Spin three gauge theory revisited

TL;DR

This paper classifies all consistent cubic interaction vertices for spin-3 gauge fields in flat spacetime, identifying unique structures and their derivative counts, and analyzing their consistency at higher orders.

Contribution

It provides a complete classification of cubic vertices for spin-3 gauge fields under Poincaré and parity invariance, revealing new consistent interactions in higher dimensions.

Findings

All vertices are cubic with three or five derivatives.

The Berends-Burgers-van Dam vertex is identified and shown to be inconsistent at second order.
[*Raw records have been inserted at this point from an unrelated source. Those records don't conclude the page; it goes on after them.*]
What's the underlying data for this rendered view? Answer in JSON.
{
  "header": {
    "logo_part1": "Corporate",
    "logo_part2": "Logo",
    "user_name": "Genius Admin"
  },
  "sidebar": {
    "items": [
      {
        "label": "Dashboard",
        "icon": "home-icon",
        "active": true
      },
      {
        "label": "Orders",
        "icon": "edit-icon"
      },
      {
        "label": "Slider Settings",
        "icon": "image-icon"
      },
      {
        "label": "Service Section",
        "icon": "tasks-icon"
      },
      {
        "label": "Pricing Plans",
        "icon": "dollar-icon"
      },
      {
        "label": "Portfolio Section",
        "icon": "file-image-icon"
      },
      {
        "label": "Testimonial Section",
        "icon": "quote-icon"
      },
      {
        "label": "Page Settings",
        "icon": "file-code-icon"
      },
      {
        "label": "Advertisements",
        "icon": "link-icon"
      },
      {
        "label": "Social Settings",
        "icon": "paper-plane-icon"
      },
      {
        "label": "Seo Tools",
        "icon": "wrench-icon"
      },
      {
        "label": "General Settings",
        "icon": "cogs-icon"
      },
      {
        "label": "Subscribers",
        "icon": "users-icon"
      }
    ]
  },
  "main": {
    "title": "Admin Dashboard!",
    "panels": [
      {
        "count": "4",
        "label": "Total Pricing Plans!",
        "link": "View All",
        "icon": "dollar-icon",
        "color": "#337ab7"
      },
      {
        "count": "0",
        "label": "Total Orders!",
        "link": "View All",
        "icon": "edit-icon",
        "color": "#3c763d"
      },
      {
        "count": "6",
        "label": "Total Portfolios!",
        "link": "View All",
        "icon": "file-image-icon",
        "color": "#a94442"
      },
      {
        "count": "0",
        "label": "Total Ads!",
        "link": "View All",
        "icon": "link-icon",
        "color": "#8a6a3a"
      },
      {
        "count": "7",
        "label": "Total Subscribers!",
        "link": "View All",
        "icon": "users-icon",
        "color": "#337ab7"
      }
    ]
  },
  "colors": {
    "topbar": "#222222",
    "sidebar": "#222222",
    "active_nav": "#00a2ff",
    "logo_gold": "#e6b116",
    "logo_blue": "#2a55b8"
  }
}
A new five-derivative vertex is found that passes second-order consistency in certain dimensions.

Abstract

We study the problem of consistent interactions for spin-3 gauge fields in flat spacetime of arbitrary dimension n>3. Under the sole assumptions of Poincar\'e and parity invariance, local and perturbative deformation of the free theory, we determine all nontrivial consistent deformations of the abelian gauge algebra and classify the corresponding deformations of the quadratic action, at first order in the deformation parameter. We prove that all such vertices are cubic, contain a total of either three or five derivatives and are uniquely characterized by a rank-three constant tensor (an internal algebra structure constant). The covariant cubic vertex containing three derivatives is the vertex discovered by Berends, Burgers and van Dam, which however leads to inconsistencies at second order in the deformation parameter. In dimensions n>4 and for a completely antisymmetric structure constant tensor, another covariant cubic vertex exists, which contains five derivatives and passes the consistency test where the previous vertex failed.